Я вмешиваюсь в спор: «Куда направить мне Ковчег, чтобы скорее оказаться на суше?»
Голубь: «Есть два маяка. Тот, что прячется за тучами, и тот, что сокрыт внутри тебя, в сердце. Небесный укажет путь, когда закончится дождь и рассеются облака, Сердечный светит всегда, и днем и ночью. Хочешь дожидаться прояснения, жди, окончание Потопа зависит от Него, а Он смотрит на всех Ноев. Но можно выбрать курс и без видимого солнца, спроси, где Арарат, сам себя, стань одновременно и Голубем, и Вороном…»
Парочка остановилась на развилке дорог.
— Есть идеи? — спросил Человек.
— Насчет куда идти или вы о сне? — вопросом на вопрос ответил его спутник.
— Сначала про сон, — улыбнулся Человек, прищуриваясь на пробивающееся сквозь серую «вату» солнце.
Сосед бросил взгляд на часы и, видимо, решив, что лишняя минутка у него имеется, произнес:
— Пытаясь спасти свою душу, вы примериваетесь, к какому из начал примкнуть.
— А к какому надо? — Улыбка сползла с лица Человека и, ударившись о землю, «запрыгнула» на уста Соседа.
— Вам, мой любознательный спутник, в одну сторону, мне — в другую.

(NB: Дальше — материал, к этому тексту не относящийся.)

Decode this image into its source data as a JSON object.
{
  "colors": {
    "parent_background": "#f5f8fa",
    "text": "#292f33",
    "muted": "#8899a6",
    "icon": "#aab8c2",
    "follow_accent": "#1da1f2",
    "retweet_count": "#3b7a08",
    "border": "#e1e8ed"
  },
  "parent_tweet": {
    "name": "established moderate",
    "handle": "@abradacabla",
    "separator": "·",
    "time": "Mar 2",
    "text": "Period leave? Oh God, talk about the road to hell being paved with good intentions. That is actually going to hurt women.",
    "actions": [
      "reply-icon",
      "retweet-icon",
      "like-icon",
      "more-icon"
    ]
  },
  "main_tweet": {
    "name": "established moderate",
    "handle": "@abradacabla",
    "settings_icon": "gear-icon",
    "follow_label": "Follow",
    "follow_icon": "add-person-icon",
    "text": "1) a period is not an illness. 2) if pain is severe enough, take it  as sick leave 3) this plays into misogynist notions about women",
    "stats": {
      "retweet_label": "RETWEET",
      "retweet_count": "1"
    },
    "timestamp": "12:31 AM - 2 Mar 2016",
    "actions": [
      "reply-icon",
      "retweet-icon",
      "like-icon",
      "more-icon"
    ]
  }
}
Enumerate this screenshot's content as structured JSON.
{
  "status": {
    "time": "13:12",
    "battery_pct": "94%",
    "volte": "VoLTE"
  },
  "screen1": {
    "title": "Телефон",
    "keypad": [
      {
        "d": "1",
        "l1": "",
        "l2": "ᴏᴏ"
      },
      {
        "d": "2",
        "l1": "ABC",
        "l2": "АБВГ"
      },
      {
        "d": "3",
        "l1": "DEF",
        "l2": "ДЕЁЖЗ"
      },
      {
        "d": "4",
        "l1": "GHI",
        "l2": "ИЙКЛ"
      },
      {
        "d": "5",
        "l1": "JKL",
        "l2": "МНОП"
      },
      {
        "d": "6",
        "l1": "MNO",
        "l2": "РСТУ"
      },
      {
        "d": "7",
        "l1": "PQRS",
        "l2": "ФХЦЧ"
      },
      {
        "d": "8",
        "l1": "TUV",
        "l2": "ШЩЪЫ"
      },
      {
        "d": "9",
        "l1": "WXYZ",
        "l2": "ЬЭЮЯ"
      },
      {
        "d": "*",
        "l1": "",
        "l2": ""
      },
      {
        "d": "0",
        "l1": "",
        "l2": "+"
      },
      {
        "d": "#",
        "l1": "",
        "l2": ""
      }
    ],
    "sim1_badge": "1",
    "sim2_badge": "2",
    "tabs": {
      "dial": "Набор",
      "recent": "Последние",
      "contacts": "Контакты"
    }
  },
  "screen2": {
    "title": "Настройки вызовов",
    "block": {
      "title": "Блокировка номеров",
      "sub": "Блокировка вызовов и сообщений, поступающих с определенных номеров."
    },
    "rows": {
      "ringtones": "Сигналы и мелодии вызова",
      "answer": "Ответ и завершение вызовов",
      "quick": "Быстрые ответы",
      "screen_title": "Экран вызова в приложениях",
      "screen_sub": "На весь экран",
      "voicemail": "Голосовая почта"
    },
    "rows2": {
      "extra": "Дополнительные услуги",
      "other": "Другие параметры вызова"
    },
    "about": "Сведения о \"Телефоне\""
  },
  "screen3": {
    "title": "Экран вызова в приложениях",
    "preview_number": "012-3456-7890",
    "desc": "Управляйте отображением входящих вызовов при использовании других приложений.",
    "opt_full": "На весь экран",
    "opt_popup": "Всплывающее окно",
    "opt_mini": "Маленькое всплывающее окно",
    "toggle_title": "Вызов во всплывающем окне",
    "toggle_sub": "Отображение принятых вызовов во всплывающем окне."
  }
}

Если бы читатель оказался сейчас за спинами этой расходящейся парочки, то без труда заметил бы, как выскочившее из дождевой пелены солнце, надо полагать, решило не оставлять в одиночестве ни одного из своих любимцев и разделилось на два сияющих диска, у каждого над головой.
Правильный ответ
Ученик покорно следовал за Учителем, ничего удивительного в этом не было, внемлющий чужим словам всегда ведом им. Кстати, не забывай об этом, берясь, даже невзначай, поучать другого, — ответственность за происходящее с ним далее невидимым, но весьма ощутимым грузом тут же возляжет тебе на плечи.
Старик часто останавливался, распрямлял сгорбленную спину, вытягивал трясущуюся, всю в складках, шею из объятий протертого до дыр ворота мешковатой накидки и шумно втягивал длинным, орлиным носом утренний воздух, как будто наполнявшие его ароматы могли указать на место или хотя бы направление к оному, где именно сегодня следовало провести урок.
Его юный спутник давно привык к подобным причудам Учителя, это был его фирменный метод, ревностно охраняемый секрет успеха осознания, как сам старик любил говаривать: «Антураж должен соответствовать теме, усиливать и раскрывать ее, обеспечивая совместное погружение тела и духа в безбрежный Океан Истины».
В течение полуторачасового путешествия, сопровождаемого муками выбора, пыльная, но ровная проселочная дорога была обменена сначала на узкую, изрезанную черными, полопавшимися корнями и усыпанную иголками пихт лесную тропинку, затем на влажную от росы, безжалостно колющую босые ноги луговую траву, и наконец на каменистую, того и гляди порвешь подошвы пяток, спину горного плато. Еще с полчаса комических танцев на цыпочках, вздохов, ойканья и тихой ругани, и Учитель, слава Всевышнему, остановился у самого края выплывшей из тумана пропасти. Ученик, скорее из-за напряжения, нежели из почтения, предпочел держаться чуть поодаль.
— Подходи ко мне, — усмехнувшись, поманил его рукой старик. — Урок проведем прямо здесь.
Молодой человек, преодолевая дрожь в коленях, приблизился к старцу и, стараясь не смотреть вниз, вытер о полы плаща вспотевшие ладони.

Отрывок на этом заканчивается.